Resume. Many business owners struggle to identify their achievements yet typically have ‘employability skills’ in abundance as they have had to navigate change and work across what would often be multiple job functions within a typical organization. Your resume should be plain, achievement-orientated, targeted to the job you are applying for, have plenty of white space, and importantly – should be supported with evidence (think metrics). Highlight transferable skills. To help you get started:
- Brainstorm tasks you completed setting up/running the business.
- Did you expand the business, rebrand it or change direction? How and was this successful?
- What challenges did you have to overcome? What new skills did you learn? What initiatives did you introduce around technology, project management, client relationship management, staff recruitment and training, compliance, business optimization, and risk management?
- Did you undergo any training or professional development whilst running the business? Gain any new certifications?
- If you hired staff, how did you train and mentor them? Again, a highly transferable skill.
- What were you most proud of in your time running a business and why was this important to you? Did you pivot the business or introduce a new product line? What are your strengths and how would you highlight these?
- Client feedback. This is important. Many businesses have an online presence. How diverse was your client base; did you have repeat custom/referrals? Remember former clients can be referees and some strategic client testimonials are a powerful addition to your resume or professional social media profile.
- Have you participated in any voluntary or community-based activities whilst running your business?
- Industry participation. Most business owners I know do not operate in a vacuum. Consider business networking groups/council industry groups or professional associations you are part of. This is all evidence of currency and contribution.
Interviews. Prepare well. Research the company. Be prepared to explain why you are making the switch, why the role interests you, and how your experience relates to the job’s key selection criteria.
Know your worth. Business owners need to be accountable and resilient, with strong self-management skills. These skills are highly sought after by employers. Some business owners I have worked with have felt the need to almost apologize at an interview for being self-employed.
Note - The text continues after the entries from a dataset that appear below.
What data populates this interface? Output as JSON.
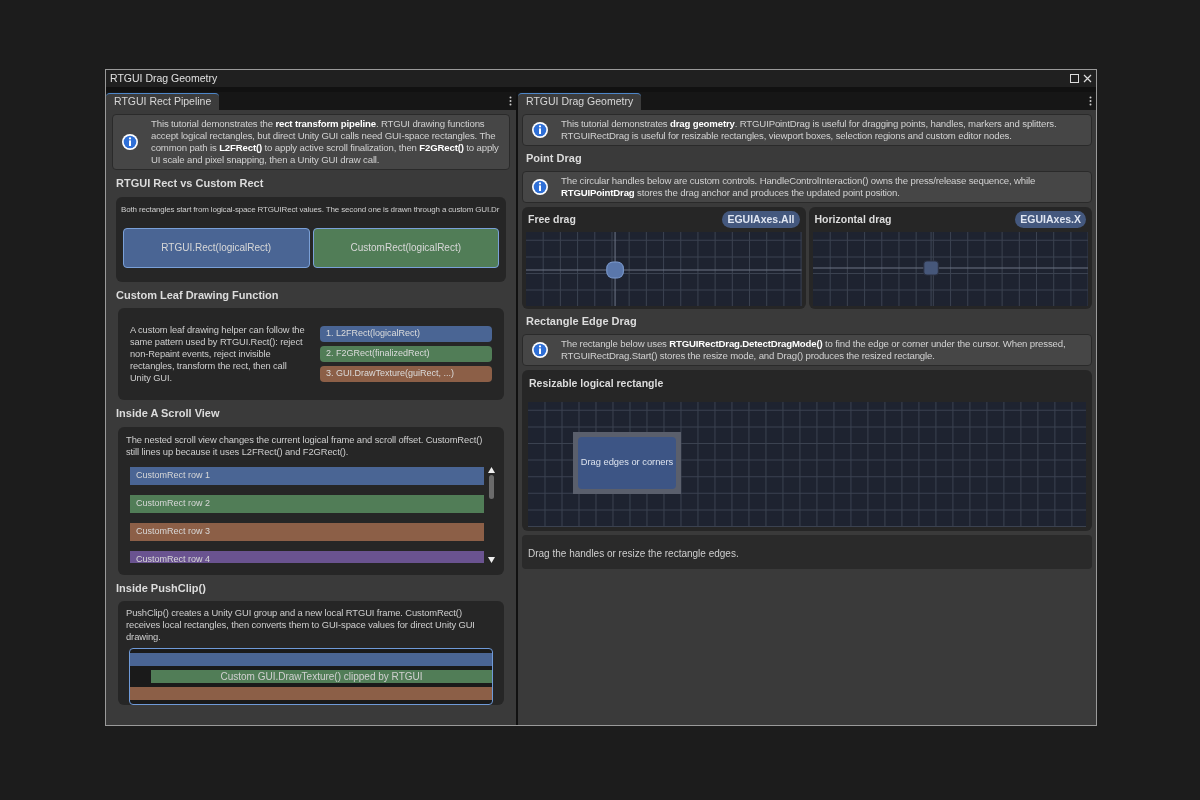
{
  "window": {
    "title": "RTGUI Drag Geometry"
  },
  "left": {
    "tab": {
      "label": "RTGUI Rect Pipeline",
      "selected": true
    },
    "info": "This tutorial demonstrates the **rect transform pipeline**. RTGUI drawing functions accept logical rectangles, but direct Unity GUI calls need GUI-space rectangles. The common path is **L2FRect()** to apply active scroll finalization, then **F2GRect()** to apply UI scale and pixel snapping, then a Unity GUI draw call.",
    "compare": {
      "heading": "RTGUI Rect vs Custom Rect",
      "text": "Both rectangles start from logical-space RTGUIRect values. The second one is drawn through a custom GUI.Dr",
      "rects": [
        {
          "label": "RTGUI.Rect(logicalRect)",
          "color": "#4a6594"
        },
        {
          "label": "CustomRect(logicalRect)",
          "color": "#517d57"
        }
      ]
    },
    "leaf": {
      "heading": "Custom Leaf Drawing Function",
      "text": "A custom leaf drawing helper can follow the same pattern used by RTGUI.Rect(): reject non-Repaint events, reject invisible rectangles, transform the rect, then call Unity GUI.",
      "steps": [
        {
          "label": "1. L2FRect(logicalRect)",
          "color": "#4a6594"
        },
        {
          "label": "2. F2GRect(finalizedRect)",
          "color": "#517d57"
        },
        {
          "label": "3. GUI.DrawTexture(guiRect, ...)",
          "color": "#8c5f47"
        }
      ]
    },
    "scroll": {
      "heading": "Inside A Scroll View",
      "text": "The nested scroll view changes the current logical frame and scroll offset. CustomRect() still lines up because it uses L2FRect() and F2GRect().",
      "rows": [
        {
          "label": "CustomRect row 1",
          "color": "#4a6594"
        },
        {
          "label": "CustomRect row 2",
          "color": "#517d57"
        },
        {
          "label": "CustomRect row 3",
          "color": "#8c5f47"
        },
        {
          "label": "CustomRect row 4",
          "color": "#6a5390"
        }
      ]
    },
    "clip": {
      "heading": "Inside PushClip()",
      "text": "PushClip() creates a Unity GUI group and a new local RTGUI frame. CustomRect() receives local rectangles, then converts them to GUI-space values for direct Unity GUI drawing.",
      "label": "Custom GUI.DrawTexture() clipped by RTGUI"
    }
  },
  "right": {
    "tab": {
      "label": "RTGUI Drag Geometry",
      "selected": true
    },
    "info": "This tutorial demonstrates **drag geometry**. RTGUIPointDrag is useful for dragging points, handles, markers and splitters. RTGUIRectDrag is useful for resizable rectangles, viewport boxes, selection regions and custom editor nodes.",
    "point": {
      "heading": "Point Drag",
      "info": "The circular handles below are custom controls. HandleControlInteraction() owns the press/release sequence, while **RTGUIPointDrag** stores the drag anchor and produces the updated point position.",
      "cards": [
        {
          "title": "Free drag",
          "badge": "EGUIAxes.All",
          "kind": "free"
        },
        {
          "title": "Horizontal drag",
          "badge": "EGUIAxes.X",
          "kind": "horizontal"
        }
      ]
    },
    "rect": {
      "heading": "Rectangle Edge Drag",
      "info": "The rectangle below uses **RTGUIRectDrag.DetectDragMode()** to find the edge or corner under the cursor. When pressed, RTGUIRectDrag.Start() stores the resize mode, and Drag() produces the resized rectangle.",
      "title": "Resizable logical rectangle",
      "label": "Drag edges or corners"
    },
    "status": "Drag the handles or resize the rectangle edges."
  }
}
Know your worth, own your achievements and emphasize how what you have learned running a business is readily transferable and of benefit to a prospective employer. Also, draw on your previous employment history and impacts made.
Be proactive in showing your willingness to be ‘managed’ as this is a common concern expressed by some hiring managers. Be prepared to demonstrate how you work well in a team, can give, and receive feedback, have a client-driven approach, and can problem-solve effectively.
Keep it real. It can take time to get the role you’re looking for though perseverance will pay off.
Finally, if your business failed or had to shut during COVID – be honest – this is outside your control.